Потом ко всему добавился голод, фашисты, разозлившись на забастовки железнодорожников, запретили подвоз продовольствия гражданским лицам. Конечно, мы ходили за продуктами в соседние деревни, меняя вещи на еду, но, во-первых, это было очень опасно, во-вторых, вещей тоже почти не осталось, менять оказалось просто нечего. Я помню свои распухшие от недоедания и малокровия ноги… На таких колодах не потанцуешь, а ведь именно приработок обучением танцам был нашим единственным источником дохода.

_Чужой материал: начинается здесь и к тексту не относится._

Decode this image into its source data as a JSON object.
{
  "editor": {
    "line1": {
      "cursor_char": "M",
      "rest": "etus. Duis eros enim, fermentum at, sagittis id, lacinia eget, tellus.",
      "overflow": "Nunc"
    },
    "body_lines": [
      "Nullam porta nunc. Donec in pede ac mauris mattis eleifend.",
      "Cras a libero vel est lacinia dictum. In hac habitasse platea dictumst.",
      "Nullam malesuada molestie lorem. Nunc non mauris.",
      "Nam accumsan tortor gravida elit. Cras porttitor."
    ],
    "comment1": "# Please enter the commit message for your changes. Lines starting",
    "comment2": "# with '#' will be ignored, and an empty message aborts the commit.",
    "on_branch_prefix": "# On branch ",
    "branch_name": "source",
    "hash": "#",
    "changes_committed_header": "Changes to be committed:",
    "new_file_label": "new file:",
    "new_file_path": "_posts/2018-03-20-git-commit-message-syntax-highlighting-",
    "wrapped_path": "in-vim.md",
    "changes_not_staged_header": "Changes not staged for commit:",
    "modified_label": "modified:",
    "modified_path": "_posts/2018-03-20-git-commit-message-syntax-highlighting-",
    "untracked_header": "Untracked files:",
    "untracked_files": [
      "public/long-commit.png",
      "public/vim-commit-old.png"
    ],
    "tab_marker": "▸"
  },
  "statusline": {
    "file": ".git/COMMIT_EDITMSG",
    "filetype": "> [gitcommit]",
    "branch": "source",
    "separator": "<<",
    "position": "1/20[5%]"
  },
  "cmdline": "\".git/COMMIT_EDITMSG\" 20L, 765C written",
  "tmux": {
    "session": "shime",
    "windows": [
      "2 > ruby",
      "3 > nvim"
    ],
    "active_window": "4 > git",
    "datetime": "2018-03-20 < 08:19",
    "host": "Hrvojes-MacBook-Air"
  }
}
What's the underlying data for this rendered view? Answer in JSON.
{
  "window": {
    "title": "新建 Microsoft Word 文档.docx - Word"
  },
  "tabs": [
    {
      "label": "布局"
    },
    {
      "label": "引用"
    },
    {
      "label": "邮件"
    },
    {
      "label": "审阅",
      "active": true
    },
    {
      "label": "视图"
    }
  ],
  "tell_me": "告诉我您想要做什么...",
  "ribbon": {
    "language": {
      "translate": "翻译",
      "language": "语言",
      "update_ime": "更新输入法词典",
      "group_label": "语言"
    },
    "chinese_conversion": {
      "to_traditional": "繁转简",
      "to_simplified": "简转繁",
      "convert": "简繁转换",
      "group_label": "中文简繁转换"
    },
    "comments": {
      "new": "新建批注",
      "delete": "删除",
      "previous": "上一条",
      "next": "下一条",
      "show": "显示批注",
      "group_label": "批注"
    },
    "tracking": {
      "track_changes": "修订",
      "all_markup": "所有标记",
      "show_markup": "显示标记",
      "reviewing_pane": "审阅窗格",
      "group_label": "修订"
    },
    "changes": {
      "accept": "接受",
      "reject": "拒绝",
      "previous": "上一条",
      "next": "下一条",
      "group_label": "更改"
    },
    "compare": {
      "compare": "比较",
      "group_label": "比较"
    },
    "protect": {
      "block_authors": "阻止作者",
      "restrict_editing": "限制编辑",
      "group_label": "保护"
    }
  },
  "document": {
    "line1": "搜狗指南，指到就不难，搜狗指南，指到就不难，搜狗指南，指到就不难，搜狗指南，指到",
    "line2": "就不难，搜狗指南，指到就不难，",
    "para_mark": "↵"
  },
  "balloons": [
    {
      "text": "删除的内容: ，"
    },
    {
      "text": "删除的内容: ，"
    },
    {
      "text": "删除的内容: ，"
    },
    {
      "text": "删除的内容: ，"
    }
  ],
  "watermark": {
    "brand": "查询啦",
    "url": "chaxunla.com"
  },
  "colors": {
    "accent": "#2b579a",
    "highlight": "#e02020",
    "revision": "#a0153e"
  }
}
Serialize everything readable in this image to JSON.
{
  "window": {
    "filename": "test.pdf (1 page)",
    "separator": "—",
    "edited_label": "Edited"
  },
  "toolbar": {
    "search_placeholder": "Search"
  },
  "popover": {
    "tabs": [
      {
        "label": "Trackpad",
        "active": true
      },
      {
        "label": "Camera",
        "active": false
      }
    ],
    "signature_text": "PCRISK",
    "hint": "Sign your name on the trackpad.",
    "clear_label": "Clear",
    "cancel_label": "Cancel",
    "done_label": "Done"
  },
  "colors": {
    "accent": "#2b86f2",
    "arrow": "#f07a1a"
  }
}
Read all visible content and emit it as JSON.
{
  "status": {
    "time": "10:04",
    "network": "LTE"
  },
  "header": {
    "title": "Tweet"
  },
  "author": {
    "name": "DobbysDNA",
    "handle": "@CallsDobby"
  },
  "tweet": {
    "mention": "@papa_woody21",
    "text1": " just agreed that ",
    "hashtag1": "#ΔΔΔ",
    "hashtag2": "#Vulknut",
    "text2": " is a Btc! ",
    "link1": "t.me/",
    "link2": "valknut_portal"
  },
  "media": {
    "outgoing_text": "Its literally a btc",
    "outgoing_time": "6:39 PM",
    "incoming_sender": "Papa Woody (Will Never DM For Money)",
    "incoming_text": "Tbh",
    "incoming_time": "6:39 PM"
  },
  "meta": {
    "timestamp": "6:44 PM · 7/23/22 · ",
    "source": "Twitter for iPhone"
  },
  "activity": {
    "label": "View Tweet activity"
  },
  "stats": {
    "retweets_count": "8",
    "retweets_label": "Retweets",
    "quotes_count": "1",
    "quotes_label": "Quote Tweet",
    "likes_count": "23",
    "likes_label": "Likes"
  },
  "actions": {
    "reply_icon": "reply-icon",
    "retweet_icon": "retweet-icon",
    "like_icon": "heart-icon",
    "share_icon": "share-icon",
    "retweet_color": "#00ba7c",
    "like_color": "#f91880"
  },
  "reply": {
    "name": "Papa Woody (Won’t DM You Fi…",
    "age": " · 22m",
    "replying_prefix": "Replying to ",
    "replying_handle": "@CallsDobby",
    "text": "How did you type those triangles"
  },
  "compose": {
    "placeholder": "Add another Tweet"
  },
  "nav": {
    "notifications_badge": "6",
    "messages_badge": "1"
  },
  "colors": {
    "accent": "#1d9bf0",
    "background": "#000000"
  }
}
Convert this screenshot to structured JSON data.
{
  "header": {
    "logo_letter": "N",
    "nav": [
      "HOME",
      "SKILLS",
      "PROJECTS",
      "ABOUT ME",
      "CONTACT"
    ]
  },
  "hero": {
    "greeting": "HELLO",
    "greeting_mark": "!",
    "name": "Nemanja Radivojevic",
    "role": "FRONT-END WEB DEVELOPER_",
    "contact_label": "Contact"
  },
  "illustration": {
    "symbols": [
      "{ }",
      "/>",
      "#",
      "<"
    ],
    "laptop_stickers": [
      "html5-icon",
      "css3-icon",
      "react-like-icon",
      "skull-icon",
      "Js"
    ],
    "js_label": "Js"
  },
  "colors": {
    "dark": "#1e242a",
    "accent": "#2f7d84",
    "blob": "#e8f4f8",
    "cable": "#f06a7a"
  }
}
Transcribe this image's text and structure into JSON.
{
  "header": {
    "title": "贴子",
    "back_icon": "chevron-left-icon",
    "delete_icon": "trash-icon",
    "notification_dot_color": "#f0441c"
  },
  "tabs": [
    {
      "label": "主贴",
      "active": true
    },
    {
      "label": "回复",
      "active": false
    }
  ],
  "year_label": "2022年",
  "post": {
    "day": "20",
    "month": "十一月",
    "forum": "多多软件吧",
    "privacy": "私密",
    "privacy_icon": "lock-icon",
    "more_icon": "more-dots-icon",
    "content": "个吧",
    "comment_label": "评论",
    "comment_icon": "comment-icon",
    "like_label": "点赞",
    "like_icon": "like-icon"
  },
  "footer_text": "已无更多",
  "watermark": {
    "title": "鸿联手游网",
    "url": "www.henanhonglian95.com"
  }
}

Голод зимы 1944 года в Голландии вошел во все учебники по истории, но нам пришлось изучать этот ужас на собственном опыте. Моя худоба оттуда – из голодного 1944-го. Кушать один раз в день похлебку, сваренную из луковиц тюльпанов, а чтобы заглушить чувство голода, лучше побольше спать… Но я нашла еще один способ: приучила себя к мысли, что еда – это что-то не слишком приятное, потому ее нужно совсем немного, буквально чуть-чуть, только чтобы не умереть. У меня получилось, мне и по сей день еды нужно чуть-чуть… только чтобы не умереть…
А сейчас не нужно вовсе, потому что после операции у меня просто нет кишечника и жизнь сохраняют лишь инъекции. Представляете человека, которому совсем не нужно садиться за стол, брать в руки вилку или ложку, жевать, глотать?..
Но тогда мой организм настойчиво требовал еды, потому что мне было четырнадцать и я росла. Представляю, какие чувства испытывала мама и тысячи таких же матерей, которые не могли дать своим растущим детям ни крошки, ни ложки супа, ни глотка молока! Тяжело, когда нечего есть самим, но куда страшнее, если нечем накормить детей.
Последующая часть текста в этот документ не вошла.